Page:Rudyard Kipling's verse - Inclusive Edition 1885-1918.djvu/114
They take their mirth in the joy of the Earth—they dare not grieve for her pain.
They know of toil and the end of toil, they know God's Law is plain;
So they whistle the Devil to make them sport who know that Sin is vain.
And oft-times cometh our wise Lord God, master of every trade,
And tells them tales of His daily toil, of Edens newly made;
And they rise to their feet as He passes by, gentlemen unafraid.

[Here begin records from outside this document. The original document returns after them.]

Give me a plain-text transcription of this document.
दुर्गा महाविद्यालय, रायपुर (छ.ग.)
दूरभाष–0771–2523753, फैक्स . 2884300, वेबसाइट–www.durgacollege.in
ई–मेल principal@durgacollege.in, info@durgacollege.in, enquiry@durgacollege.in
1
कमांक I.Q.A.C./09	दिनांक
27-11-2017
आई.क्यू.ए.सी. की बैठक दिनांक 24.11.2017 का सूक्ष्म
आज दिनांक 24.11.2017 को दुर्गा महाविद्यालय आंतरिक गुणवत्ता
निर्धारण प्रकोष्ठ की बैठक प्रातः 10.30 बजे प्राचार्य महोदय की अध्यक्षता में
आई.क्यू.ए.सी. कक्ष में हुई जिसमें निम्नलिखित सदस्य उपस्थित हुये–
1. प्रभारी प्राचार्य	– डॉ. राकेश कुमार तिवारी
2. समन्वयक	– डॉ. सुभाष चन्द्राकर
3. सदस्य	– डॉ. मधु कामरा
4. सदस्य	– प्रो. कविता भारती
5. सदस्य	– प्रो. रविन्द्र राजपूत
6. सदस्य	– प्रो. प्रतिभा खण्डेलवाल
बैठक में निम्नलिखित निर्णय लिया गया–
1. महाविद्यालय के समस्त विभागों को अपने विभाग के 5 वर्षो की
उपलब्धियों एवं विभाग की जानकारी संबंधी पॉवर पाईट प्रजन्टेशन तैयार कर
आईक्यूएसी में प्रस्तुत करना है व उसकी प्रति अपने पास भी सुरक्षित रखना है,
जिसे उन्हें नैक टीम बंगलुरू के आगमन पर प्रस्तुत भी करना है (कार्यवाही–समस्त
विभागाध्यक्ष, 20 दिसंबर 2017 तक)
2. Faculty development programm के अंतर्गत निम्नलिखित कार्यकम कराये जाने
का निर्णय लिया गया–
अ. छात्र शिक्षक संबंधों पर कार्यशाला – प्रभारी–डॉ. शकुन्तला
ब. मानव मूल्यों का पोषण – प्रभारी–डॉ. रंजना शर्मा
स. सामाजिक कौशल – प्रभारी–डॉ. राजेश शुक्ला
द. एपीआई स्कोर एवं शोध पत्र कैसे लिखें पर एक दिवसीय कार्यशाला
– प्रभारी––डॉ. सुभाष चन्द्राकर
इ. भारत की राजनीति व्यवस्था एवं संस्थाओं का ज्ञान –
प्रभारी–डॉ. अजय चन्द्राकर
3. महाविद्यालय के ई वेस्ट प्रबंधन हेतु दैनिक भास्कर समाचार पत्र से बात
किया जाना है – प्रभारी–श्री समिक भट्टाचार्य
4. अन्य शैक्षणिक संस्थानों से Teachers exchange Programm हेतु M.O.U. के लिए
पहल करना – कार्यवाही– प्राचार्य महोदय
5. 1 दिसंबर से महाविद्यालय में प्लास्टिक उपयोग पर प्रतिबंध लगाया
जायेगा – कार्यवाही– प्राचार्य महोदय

To these who are cleansed of base Desire, Sorrow and Lust and Shame—
Gods for they knew the hearts of men, men for they stooped to Fame—
Borne on the breath that men call Death, my brother's spirit came.
He scarce had need to doff his pride or slough the dross of Earth—
E'en as he trod that day to God so walked he from his birth,
In simpleness and gentleness and honour and clean mirth.
So cup to lip in fellowship they gave him welcome high
And made him place at the banquet board—the Strong Men ranged thereby,
Who had done his work and held his peace and had no fear to die.
Beyond the loom of the last lone star, through open darkness hurled,
Further than rebel comet dared or hiving star-swarm swirled,
Sits he with those that praise our God for that they served His world.